Here is the command I use to test, it definitley isnt the most optimized for anything but here it is, this command may also be outdated don't know I made it over 1 year ago:
./main -ngl -1 -m ./models/german/em_german_13b_v01.Q5_K_M.gguf -n 2048 -t 6 --repeat_penalty 1.1 --color -i -r "USER:" -f ./prompts/german.txt
I forgot to say that GPT4All runs the 13B models crashing FreeChat but also crashes once the vram usage surpasses 10GB on my system.
If possible implementing something like try catch to not crash the whole application and spit out some error message may also be something nice to implement.
something like try catch to not crash the whole application and spit out some error message may also be something nice to implement
yep that's what I meant I'd like to try in an upcoming release. Hopefully will be more clear what's causing the crash if we can get that going.
Alright, thank you!
If I can test something for you please just message me here!
I discovered the solution to the problem, thanks to the slider to adjust the context lenth in the beta the model now runs. A context lenth of above 1024 for a 13B Q5_K_M model will surpass the 10GB limit and crash.
ctx of 1024:
ggml_metal_add_buffer: allocated 'kv ' buffer, size = 800,03 MiB, ( 9732,20 / 10922,67) ggml_metal_add_buffer: allocated 'alloc ' buffer, size = 112,02 MiB, ( 9844,22 / 10922,67)
ctx of 2048 (already crashes):
ggml_metal_add_buffer: allocated 'kv ' buffer, size = 1600,03 MiB, (10532,20 / 10922,67) ggml_metal_add_buffer: allocated 'alloc ' buffer, size = 194,02 MiB, (10726,22 / 10922,67)
ctx of 4096:
ggml_metal_add_buffer: allocated 'kv ' buffer, size = 3200,03 MiB, (12132,20 / 10922,67)ggml_metal_add_buffer: warning: current allocated size is greater than the recommended max working set size ggml_metal_add_buffer: allocated 'alloc ' buffer, size = 358,02 MiB, (12490,22 / 10922,67)ggml_metal_add_buffer: warning: current allocated size is greater than the recommended max working set size
These are just some things that may be nice to add in the future and you may have planned that already.
Thank you for creating this gui!
- Add a button to regenerate responses or stop the response
- Make the advanced tab more advanced (including all available options for a specific model)
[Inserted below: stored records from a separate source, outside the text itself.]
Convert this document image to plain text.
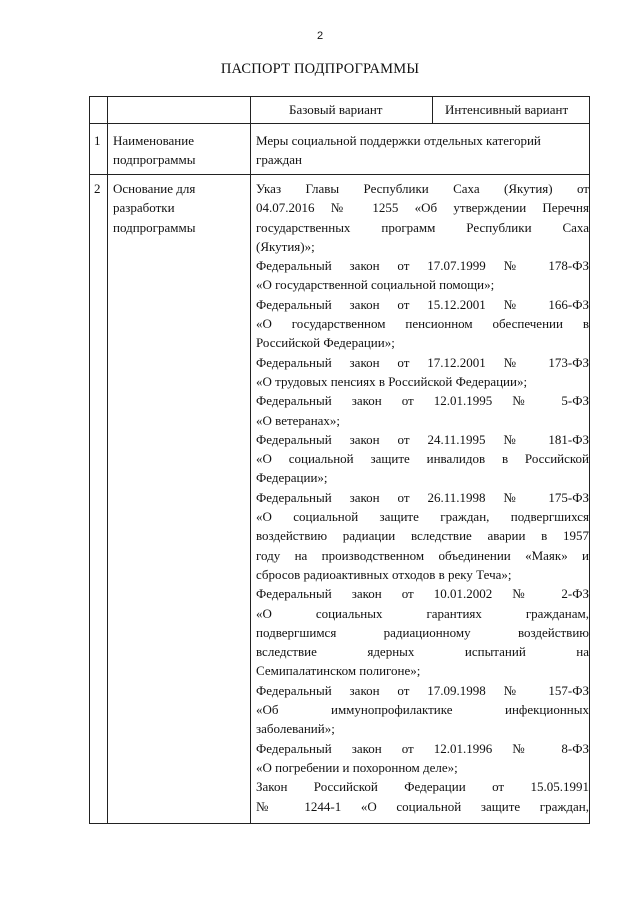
2
ПАСПОРТ ПОДПРОГРАММЫ
Базовый вариант	Интенсивный вариант
1 Наименование
подпрограммы
Меры социальной поддержки отдельных категорий
граждан
2 Основание для
разработки
подпрограммы

Указ Главы Республики Саха (Якутия) от

04.07.2016 № 1255 «Об утверждении Перечня

государственных программ Республики Саха

(Якутия)»;

Федеральный закон от 17.07.1999 № 178-ФЗ

«О государственной социальной помощи»;

Федеральный закон от 15.12.2001 № 166-ФЗ

«О государственном пенсионном обеспечении в

Российской Федерации»;

Федеральный закон от 17.12.2001 № 173-ФЗ

«О трудовых пенсиях в Российской Федерации»;

Федеральный закон от 12.01.1995 № 5-ФЗ

«О ветеранах»;

Федеральный закон от 24.11.1995 № 181-ФЗ

«О социальной защите инвалидов в Российской

Федерации»;

Федеральный закон от 26.11.1998 № 175-ФЗ

«О социальной защите граждан, подвергшихся

воздействию радиации вследствие аварии в 1957

году на производственном объединении «Маяк» и

сбросов радиоактивных отходов в реку Теча»;

Федеральный закон от 10.01.2002 № 2-ФЗ

«О социальных гарантиях гражданам,

подвергшимся радиационному воздействию

вследствие ядерных испытаний на

Семипалатинском полигоне»;

Федеральный закон от 17.09.1998 № 157-ФЗ

«Об иммунопрофилактике инфекционных

заболеваний»;

Федеральный закон от 12.01.1996 № 8-ФЗ

«О погребении и похоронном деле»;

Закон Российской Федерации от 15.05.1991

№ 1244-1 «О социальной защите граждан,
- Allow saving of custom system prompts
- Make settings and prompts model-specific, so they automatically adjust when switching between models
- Add a button to switch between GPU and CPU (using only CPU allows you to use more than the RAM your machine has if slower, using -t -1 and -c 4096 now works if slower than gpu but its respectable + even a context size of 32.768 worked using 25GB of ram if slow but its just cool to play around with)
thanks! I like all of these suggestions and will consider how to add them. Glad you got a workaround with context length!